A message to POC activists for racial justice: Words from Teddy

Teddy Burrage is a Portland, Maine, native and local activist and organizer. When he’s not writing or working, you can usually find him exploring Maine’s vast interior and coastline.

As POC who are organizing and strategizing for racial justice, we face outside criticism on a regular basis, but sometimes challenges and divisiveness happen among ourselves as we try our best to shape the conversation. Legitimate fears of the whitewashing of the movement, coupled with varying political affiliations and ideologies, makes figuring out what’s helpful and what’s not a challenging process. To add insult to injury, the nation is now led by a man and political party whose racist rhetoric has reached an unsettling intensity. In spite of these fears and challenges, it’s imperative that we find our own strengths and empower our fellow justice seekers to find theirs.

To be successful, this movement needs people with a spectrum of different abilities, politics, and methods:

We need activists like Mara Willaford and Marissa Johnson who courageously shut down a Bernie Sanders rally in Seattle last year.

We need leaders like Congressman John Lewis whose activism began with sit-ins and Freedom Rides, but who now works in the lower chamber where he shakes hands with the opposition and provides a principled voice in government.

We need revolutionaries to shut down business as usual through civil disobedience and we need advocates in our institutions who are sympathetic to those protests.

We need people who are experts in the system we have now, visionaries of the systems we seek in the future, and intermediaries to help with the transition.

Telling other activist that they are not diplomatic enough, disruptive enough, radical enough, moderate enough, or black enough is to the detriment of our cause. This is not to say we should avoid critical examination of strategies and methods. We should just do so under the assumption that there is more than one way to skin a cat.

Even though changing the system from the inside sounds impossible (and it very well may be), we still need spokespeople endowed with institutional power in there working to beating back our opponents. And even though many people say uprisings are counterproductive and ineffective, history tells us otherwise.

Let’s not look at ourselves through a monolithic lens in the same way many white people do. We are socialists, independents, social democrats, and anarchists. We are agitators, negotiators, politicians, and community leaders.
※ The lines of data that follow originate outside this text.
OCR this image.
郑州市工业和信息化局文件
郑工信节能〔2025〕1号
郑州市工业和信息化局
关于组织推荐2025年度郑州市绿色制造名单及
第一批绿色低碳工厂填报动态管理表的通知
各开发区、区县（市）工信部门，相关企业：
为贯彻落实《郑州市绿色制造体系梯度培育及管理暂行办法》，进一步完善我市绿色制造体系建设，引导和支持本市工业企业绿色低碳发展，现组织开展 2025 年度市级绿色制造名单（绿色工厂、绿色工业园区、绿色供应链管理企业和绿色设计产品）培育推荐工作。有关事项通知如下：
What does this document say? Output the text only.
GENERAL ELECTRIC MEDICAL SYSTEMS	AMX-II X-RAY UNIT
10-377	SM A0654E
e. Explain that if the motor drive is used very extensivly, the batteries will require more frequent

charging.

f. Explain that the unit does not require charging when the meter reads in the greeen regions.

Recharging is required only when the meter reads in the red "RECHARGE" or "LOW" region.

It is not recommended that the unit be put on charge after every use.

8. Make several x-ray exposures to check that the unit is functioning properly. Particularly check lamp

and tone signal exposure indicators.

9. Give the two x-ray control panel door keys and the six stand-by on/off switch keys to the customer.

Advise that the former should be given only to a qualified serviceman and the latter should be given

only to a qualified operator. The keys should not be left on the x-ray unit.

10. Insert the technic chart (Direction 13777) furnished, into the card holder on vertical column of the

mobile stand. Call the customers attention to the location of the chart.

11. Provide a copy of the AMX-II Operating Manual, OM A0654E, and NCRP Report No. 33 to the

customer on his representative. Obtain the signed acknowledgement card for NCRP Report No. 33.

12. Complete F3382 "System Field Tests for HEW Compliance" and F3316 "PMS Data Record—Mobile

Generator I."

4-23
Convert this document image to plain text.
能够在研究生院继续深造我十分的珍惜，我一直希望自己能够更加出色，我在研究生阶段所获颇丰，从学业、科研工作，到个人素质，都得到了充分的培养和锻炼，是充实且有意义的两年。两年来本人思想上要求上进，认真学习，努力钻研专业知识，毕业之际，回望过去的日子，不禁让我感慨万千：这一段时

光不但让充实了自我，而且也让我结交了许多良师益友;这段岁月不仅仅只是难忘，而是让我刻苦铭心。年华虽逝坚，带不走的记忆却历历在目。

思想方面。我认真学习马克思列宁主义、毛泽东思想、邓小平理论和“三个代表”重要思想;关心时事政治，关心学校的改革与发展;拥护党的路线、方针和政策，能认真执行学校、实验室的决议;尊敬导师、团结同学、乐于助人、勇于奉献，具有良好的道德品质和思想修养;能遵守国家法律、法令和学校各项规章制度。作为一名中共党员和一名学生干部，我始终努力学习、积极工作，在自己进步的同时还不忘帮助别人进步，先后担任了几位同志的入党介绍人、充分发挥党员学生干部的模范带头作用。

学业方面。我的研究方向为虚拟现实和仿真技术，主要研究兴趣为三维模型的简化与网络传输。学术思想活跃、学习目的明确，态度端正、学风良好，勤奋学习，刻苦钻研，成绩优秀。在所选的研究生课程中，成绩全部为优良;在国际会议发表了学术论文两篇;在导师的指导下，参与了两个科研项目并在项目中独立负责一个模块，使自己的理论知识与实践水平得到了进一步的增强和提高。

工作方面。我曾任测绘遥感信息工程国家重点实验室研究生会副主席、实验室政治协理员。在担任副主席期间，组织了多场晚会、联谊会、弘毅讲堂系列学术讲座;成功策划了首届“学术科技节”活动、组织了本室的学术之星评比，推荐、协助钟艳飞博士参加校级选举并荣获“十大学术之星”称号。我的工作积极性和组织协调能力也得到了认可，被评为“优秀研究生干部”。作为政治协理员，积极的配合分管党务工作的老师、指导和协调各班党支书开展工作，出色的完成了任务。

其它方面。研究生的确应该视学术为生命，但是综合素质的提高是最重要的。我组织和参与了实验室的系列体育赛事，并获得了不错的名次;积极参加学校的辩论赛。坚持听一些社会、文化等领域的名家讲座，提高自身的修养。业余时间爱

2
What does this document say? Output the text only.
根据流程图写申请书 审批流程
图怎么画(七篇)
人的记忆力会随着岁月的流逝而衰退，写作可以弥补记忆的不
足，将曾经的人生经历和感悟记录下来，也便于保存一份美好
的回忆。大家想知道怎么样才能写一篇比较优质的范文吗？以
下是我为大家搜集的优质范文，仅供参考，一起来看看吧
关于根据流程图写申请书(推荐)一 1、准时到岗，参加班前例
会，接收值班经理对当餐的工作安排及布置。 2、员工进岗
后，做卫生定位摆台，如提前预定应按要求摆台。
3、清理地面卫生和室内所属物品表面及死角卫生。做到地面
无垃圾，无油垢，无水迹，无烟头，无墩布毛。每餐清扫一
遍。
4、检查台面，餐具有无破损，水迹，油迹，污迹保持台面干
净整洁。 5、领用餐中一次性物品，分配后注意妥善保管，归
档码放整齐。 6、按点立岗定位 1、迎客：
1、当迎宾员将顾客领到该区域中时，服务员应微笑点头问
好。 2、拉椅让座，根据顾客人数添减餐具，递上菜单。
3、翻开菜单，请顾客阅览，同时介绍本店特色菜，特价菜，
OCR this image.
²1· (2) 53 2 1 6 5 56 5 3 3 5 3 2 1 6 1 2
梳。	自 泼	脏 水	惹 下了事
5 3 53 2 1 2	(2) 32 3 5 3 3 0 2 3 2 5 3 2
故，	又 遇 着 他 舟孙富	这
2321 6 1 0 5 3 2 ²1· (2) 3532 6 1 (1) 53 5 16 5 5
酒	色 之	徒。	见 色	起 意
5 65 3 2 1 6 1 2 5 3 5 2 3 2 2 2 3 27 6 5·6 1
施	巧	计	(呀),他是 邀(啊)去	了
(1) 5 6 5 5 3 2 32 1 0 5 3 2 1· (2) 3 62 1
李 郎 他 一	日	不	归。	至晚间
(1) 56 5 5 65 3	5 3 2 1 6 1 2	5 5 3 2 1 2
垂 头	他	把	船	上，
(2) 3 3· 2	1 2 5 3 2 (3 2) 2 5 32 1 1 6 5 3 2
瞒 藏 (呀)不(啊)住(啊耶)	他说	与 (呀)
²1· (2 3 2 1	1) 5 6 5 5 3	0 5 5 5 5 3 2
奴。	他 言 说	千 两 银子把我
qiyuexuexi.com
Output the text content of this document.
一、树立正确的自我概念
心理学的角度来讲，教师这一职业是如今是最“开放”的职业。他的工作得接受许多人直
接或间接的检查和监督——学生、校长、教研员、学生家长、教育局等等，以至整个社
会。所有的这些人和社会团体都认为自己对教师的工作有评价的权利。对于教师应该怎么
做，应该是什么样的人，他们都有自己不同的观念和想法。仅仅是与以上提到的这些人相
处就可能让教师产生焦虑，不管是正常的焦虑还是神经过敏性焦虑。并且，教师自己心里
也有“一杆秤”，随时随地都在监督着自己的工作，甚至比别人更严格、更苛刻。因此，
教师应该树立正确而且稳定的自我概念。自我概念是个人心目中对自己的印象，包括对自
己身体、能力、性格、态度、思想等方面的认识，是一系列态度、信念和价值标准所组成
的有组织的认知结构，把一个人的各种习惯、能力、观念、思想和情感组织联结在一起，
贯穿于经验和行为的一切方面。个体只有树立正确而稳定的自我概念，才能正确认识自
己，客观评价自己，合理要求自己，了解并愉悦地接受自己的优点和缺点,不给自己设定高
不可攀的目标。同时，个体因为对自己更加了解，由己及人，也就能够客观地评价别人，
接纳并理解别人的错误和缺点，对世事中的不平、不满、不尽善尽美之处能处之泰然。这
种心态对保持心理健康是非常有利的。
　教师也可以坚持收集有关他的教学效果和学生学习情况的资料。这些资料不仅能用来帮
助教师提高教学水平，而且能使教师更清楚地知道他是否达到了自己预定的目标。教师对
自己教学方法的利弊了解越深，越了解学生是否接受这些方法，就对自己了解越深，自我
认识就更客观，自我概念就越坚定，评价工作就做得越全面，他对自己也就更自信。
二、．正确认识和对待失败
For those of us who have the luxury or unavoidable imperative to pursue justice, there is one common thread we share, though: a commitment to confront and dismantle racism while moving forward toward an end to oppression in all of its forms.

What is seen as acceptable public discourse has taken a violent turn for the worse. The KKK is back in the street, churches are being torched again, and racist vandalism and violence has become commonplace. In a time when overt racism has returned to the mainstream—promoted by a dangerous, egotistical demagogue—we must resist from every possible angle, using all of the tools in the kit, while at same time discarding our own divisive and undermining attitudes.